Many practitioners who attended medical school took only a single course and never received a degree, and many evidently did not consider medicine to be an all-consuming career. It’s common to encounter physicians, with or without a degree, who had other occupations or entered the army as common soldiers. To be fair, some physicians devoted themselves to medicine and went well beyond the minimum in attaining knowledge by, for instance, traveling to Europe for additional training. Articles in the Confederate States Medical and Surgical Journal and other periodicals by active or former Confederate surgeons reveal those men to have been intellectual, keenly observant, and much more well-informed than would be expected from completing just the typical medical-school curriculum.

Early in the war, many physicians were elected as surgeons by their regiment or appointed by their governor. They then entered Confederate service as medical officers when their state units were absorbed into the Confederate Army. After it became clear that many such men were unqualified, they—and all men applying to become medical officers—became subject to examination by a medical board. Surgeons who failed the exam were asked to resign, and those who did not were dropped from the ranks. The exams were modeled after the fairly rigorous ones used by the U.S. Army but were probably made easier to pass so as to fill open positions. It appears that new applicants were required to have an M.D. degree from a respectable school during the latter part of the war, but that prerequisite may not have existed earlier. In any event, the exams were credited with weeding out many incompetent surgeons and keeping unqualified applicants from entering the medical corps.

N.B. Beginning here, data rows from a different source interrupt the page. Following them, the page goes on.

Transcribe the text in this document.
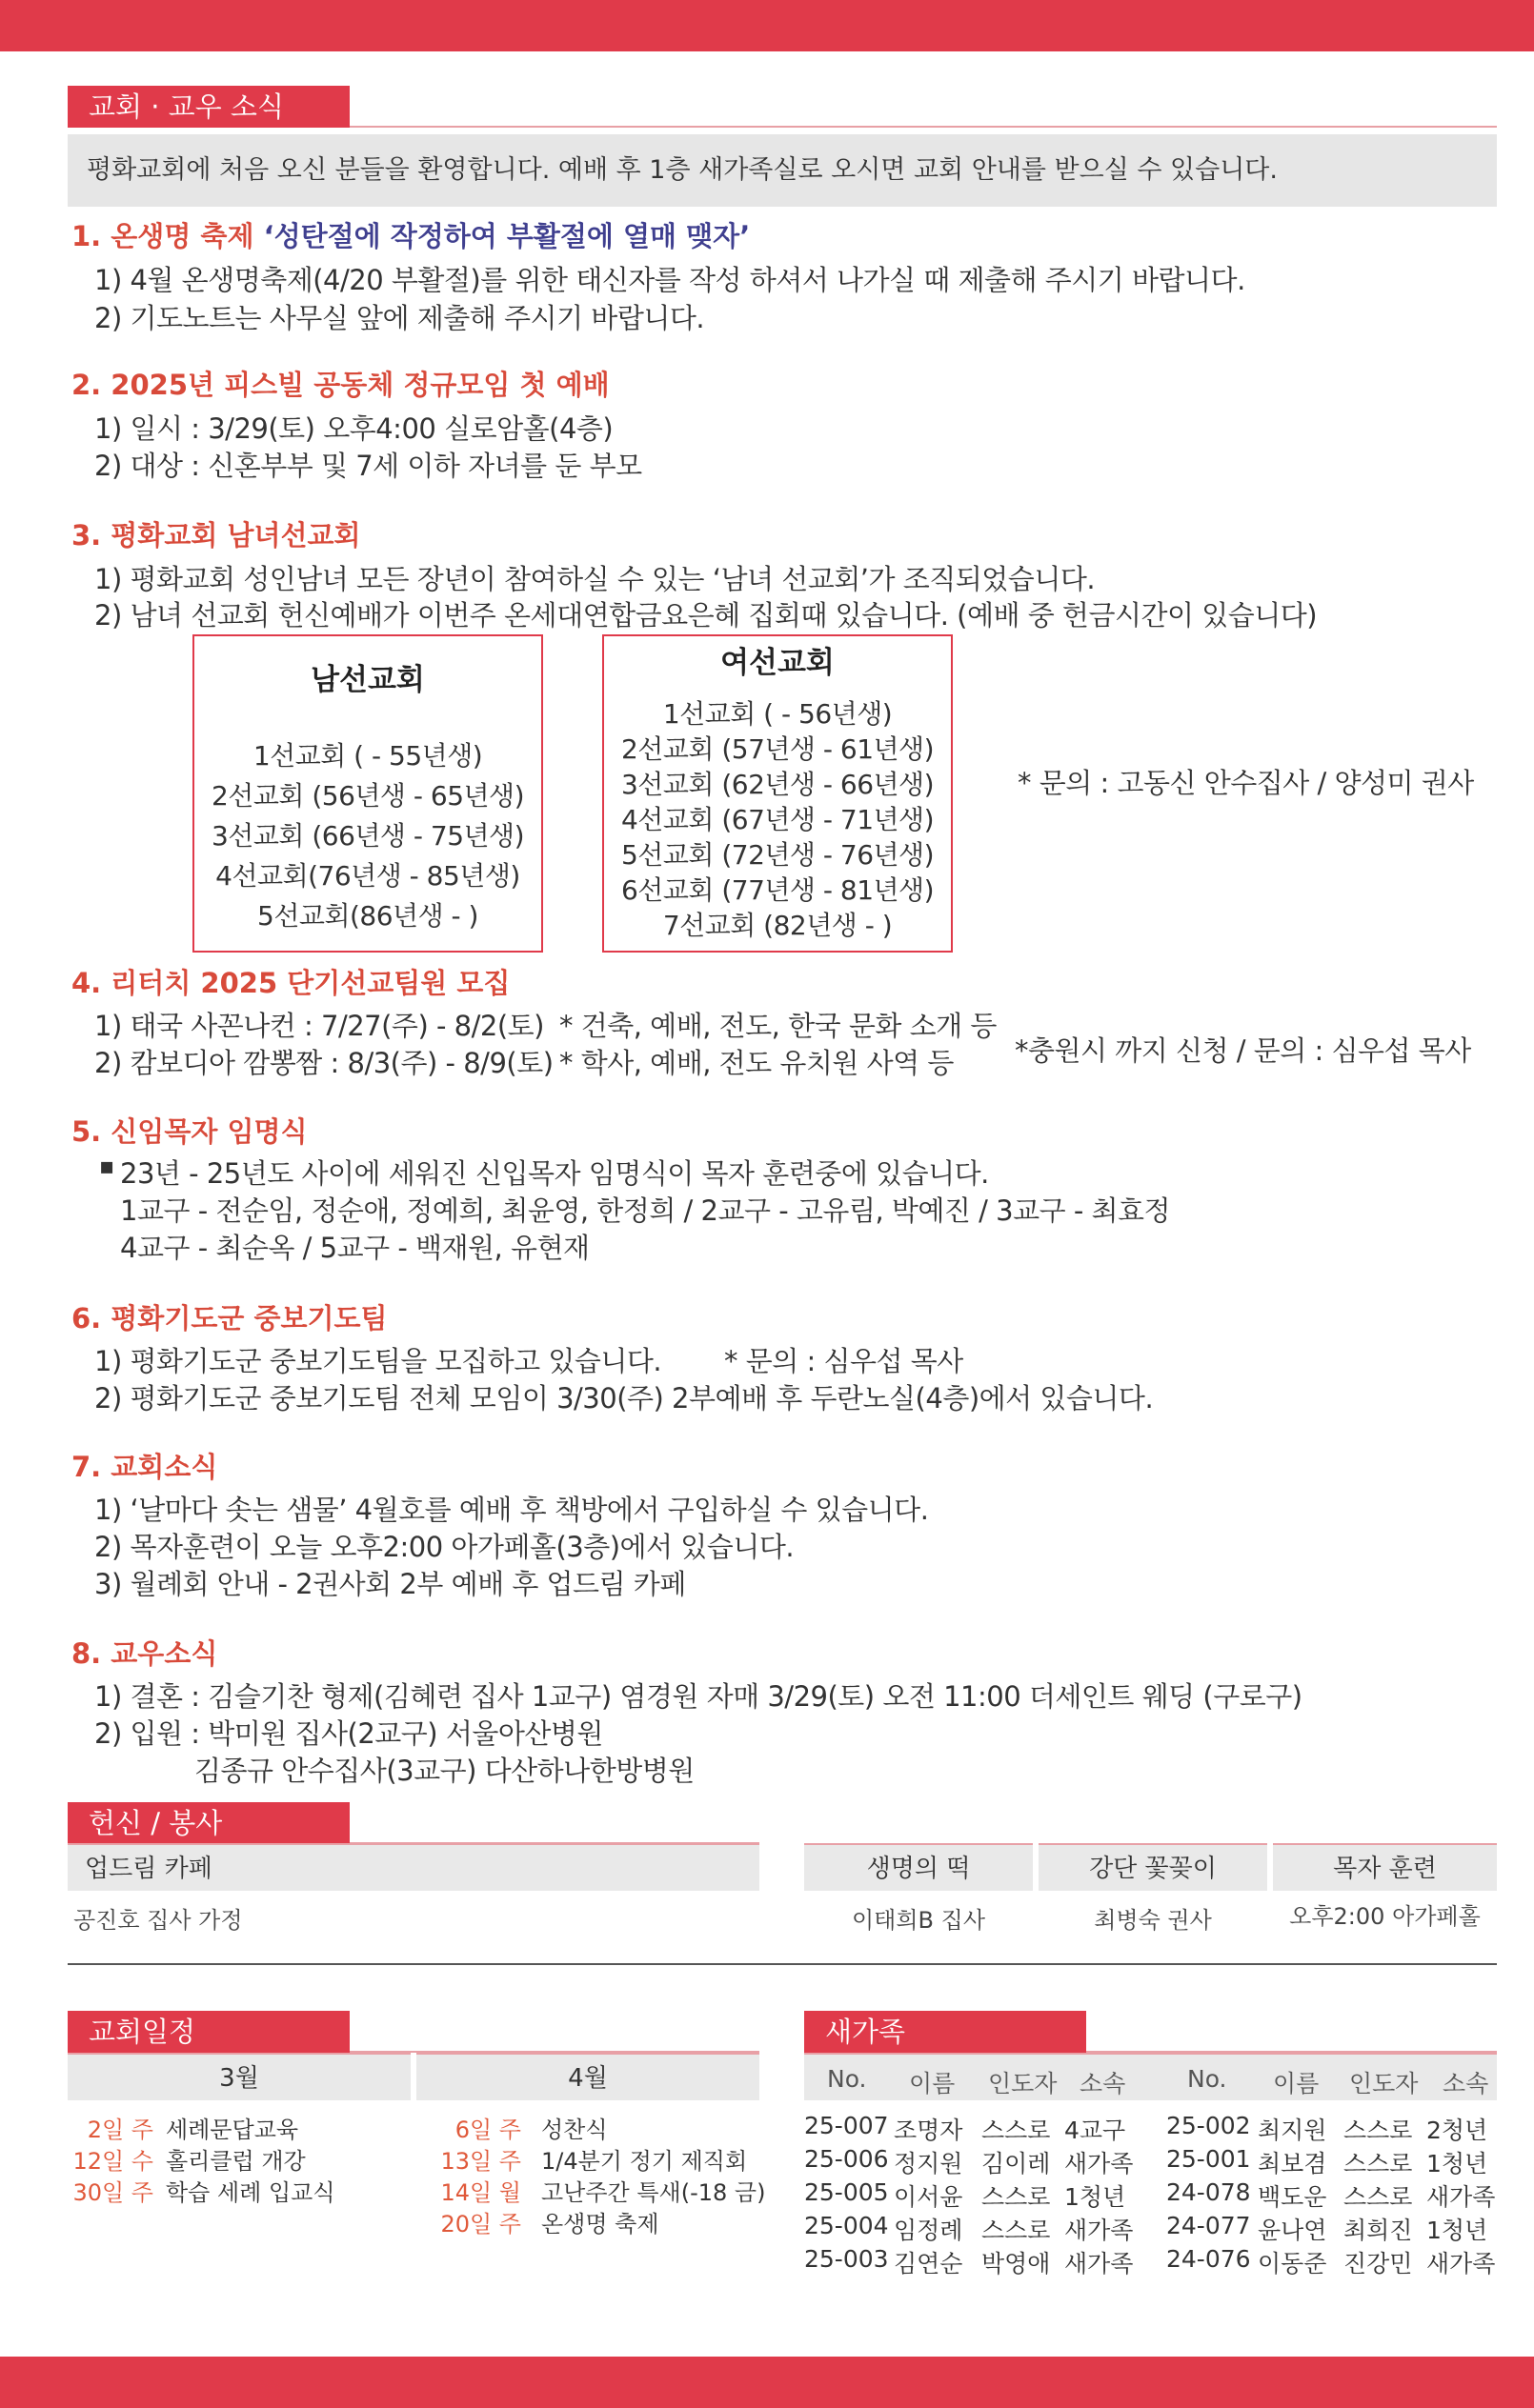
교회 · 교우 소식
평화교회에 처음 오신 분들을 환영합니다. 예배 후 1층 새가족실로 오시면 교회 안내를 받으실 수 있습니다.
1. 온생명 축제 ‘성탄절에 작정하여 부활절에 열매 맺자’
1) 4월 온생명축제(4/20 부활절)를 위한 태신자를 작성 하셔서 나가실 때 제출해 주시기 바랍니다.
2) 기도노트는 사무실 앞에 제출해 주시기 바랍니다.
2. 2025년 피스빌 공동체 정규모임 첫 예배
1) 일시 : 3/29(토) 오후4:00 실로암홀(4층)
2) 대상 : 신혼부부 및 7세 이하 자녀를 둔 부모
3. 평화교회 남녀선교회
1) 평화교회 성인남녀 모든 장년이 참여하실 수 있는 ‘남녀 선교회’가 조직되었습니다.
2) 남녀 선교회 헌신예배가 이번주 온세대연합금요은혜 집회때 있습니다. (예배 중 헌금시간이 있습니다)
남선교회
1선교회 ( - 55년생)
2선교회 (56년생 - 65년생)
3선교회 (66년생 - 75년생)
4선교회(76년생 - 85년생)
5선교회(86년생 - )
여선교회
1선교회 ( - 56년생)
2선교회 (57년생 - 61년생)
3선교회 (62년생 - 66년생)
4선교회 (67년생 - 71년생)
5선교회 (72년생 - 76년생)
6선교회 (77년생 - 81년생)
7선교회 (82년생 - )
* 문의 : 고동신 안수집사 / 양성미 권사
4. 리터치 2025 단기선교팀원 모집
1) 태국 사꼰나컨 : 7/27(주) - 8/2(토)
2) 캄보디아 깜뽕짬 : 8/3(주) - 8/9(토)
* 건축, 예배, 전도, 한국 문화 소개 등
* 학사, 예배, 전도 유치원 사역 등 *충원시 까지 신청 / 문의 : 심우섭 목사
5. 신임목자 임명식
▪ 23년 - 25년도 사이에 세워진 신입목자 임명식이 목자 훈련중에 있습니다.
1교구 - 전순임, 정순애, 정예희, 최윤영, 한정희 / 2교구 - 고유림, 박예진 / 3교구 - 최효정
4교구 - 최순옥 / 5교구 - 백재원, 유현재
6. 평화기도군 중보기도팀
1) 평화기도군 중보기도팀을 모집하고 있습니다. * 문의 : 심우섭 목사
2) 평화기도군 중보기도팀 전체 모임이 3/30(주) 2부예배 후 두란노실(4층)에서 있습니다.
7. 교회소식
1) ‘날마다 솟는 샘물’ 4월호를 예배 후 책방에서 구입하실 수 있습니다.
2) 목자훈련이 오늘 오후2:00 아가페홀(3층)에서 있습니다.
3) 월례회 안내 - 2권사회 2부 예배 후 업드림 카페
8. 교우소식
1) 결혼 : 김슬기찬 형제(김혜련 집사 1교구) 염경원 자매 3/29(토) 오전 11:00 더세인트 웨딩 (구로구)
2) 입원 : 박미원 집사(2교구) 서울아산병원
김종규 안수집사(3교구) 다산하나한방병원
헌신 / 봉사
업드림 카페	생명의 떡	강단 꽃꽂이	목자 훈련
공진호 집사 가정	이태희B 집사	최병숙 권사	오후2:00 아가페홀
교회일정
3월	4월
2일 주 세례문답교육
12일 수 홀리클럽 개강
30일 주 학습 세례 입교식
6일 주 성찬식
13일 주 1/4분기 정기 제직회
14일 월 고난주간 특새(-18 금)
20일 주 온생명 축제
새가족
No. 이름 인도자 소속	No. 이름 인도자 소속
25-007 조명자 스스로 4교구
25-006 정지원 김이레 새가족
25-005 이서윤 스스로 1청년
25-004 임정례 스스로 새가족
25-003 김연순 박영애 새가족
25-002 최지원 스스로 2청년
25-001 최보겸 스스로 1청년
24-078 백도운 스스로 새가족
24-077 윤나연 최희진 1청년
24-076 이동준 진강민 새가족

The physicians most competent to treat the Confederate sick and wounded were probably those who had resigned from the U.S. Army, but there were only about 25 of those among the thousands of men who served as Confederate surgeons. Other very able physicians might include those who had accumulated education and experience through years of practice. I don’t think that age limitations were enforced rigidly by medical boards, but many seasoned practitioners would probably have been judged to be physically unsuited for the rigors of army life, although they could serve as civilian contract surgeons. Physicians who had practiced medicine for the past five years were exempt from conscription and felt no need to join the medical corps to avoid being drafted as soldiers.

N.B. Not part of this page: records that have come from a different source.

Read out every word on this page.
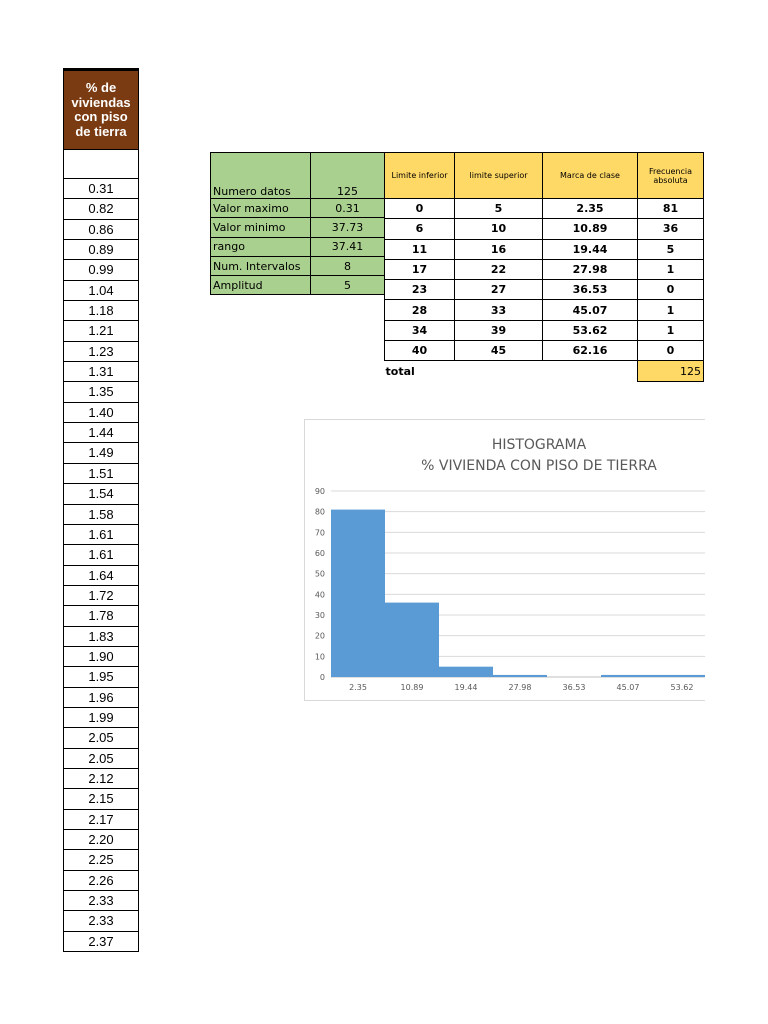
% de viviendas con piso de tierra
0.31
0.82
0.86
0.89
0.99
1.04
1.18
1.21
1.23
1.31
1.35
1.40
1.44
1.49
1.51
1.54
1.58
1.61
1.61
1.64
1.72
1.78
1.83
1.90
1.95
1.96
1.99
2.05
2.05
2.12
2.15
2.17
2.20
2.25
2.26
2.33
2.33
2.37
Numero datos	125
Valor maximo	0.31
Valor minimo	37.73
rango	37.41
Num. Intervalos	8
Amplitud	5
Limite inferior	limite superior	Marca de clase	Frecuencia absoluta
0	5	2.35	81
6	10	10.89	36
11	16	19.44	5
17	22	27.98	1
23	27	36.53	0
28	33	45.07	1
34	39	53.62	1
40	45	62.16	0
total			125
HISTOGRAMA
% VIVIENDA CON PISO DE TIERRA
0
10
20
30
40
50
60
70
80
90
2.35	10.89	19.44	27.98	36.53	45.07	53.62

Thus, most Civil War surgeons were fairly young and had been in civilian practice or recently attended medical school. They had probably never treated a gunshot wound, amputated a limb, or advised a commander (who himself had recently been a civilian) about proper camp sanitation. One young man reported passing the medical board examination and being appointed assistant surgeon without ever having treated a sick person or even lanced a boil.

Many soldiers were frightened at the prospect of being treated by a Civil War surgeon, especially a young one with whom they were unacquainted. However, given the state of medical knowledge and education at the time, the need to provide care to a huge army, and the available pool of civilian physicians, the Confederate Medical Department probably did as well as could be expected in selecting its medical officers.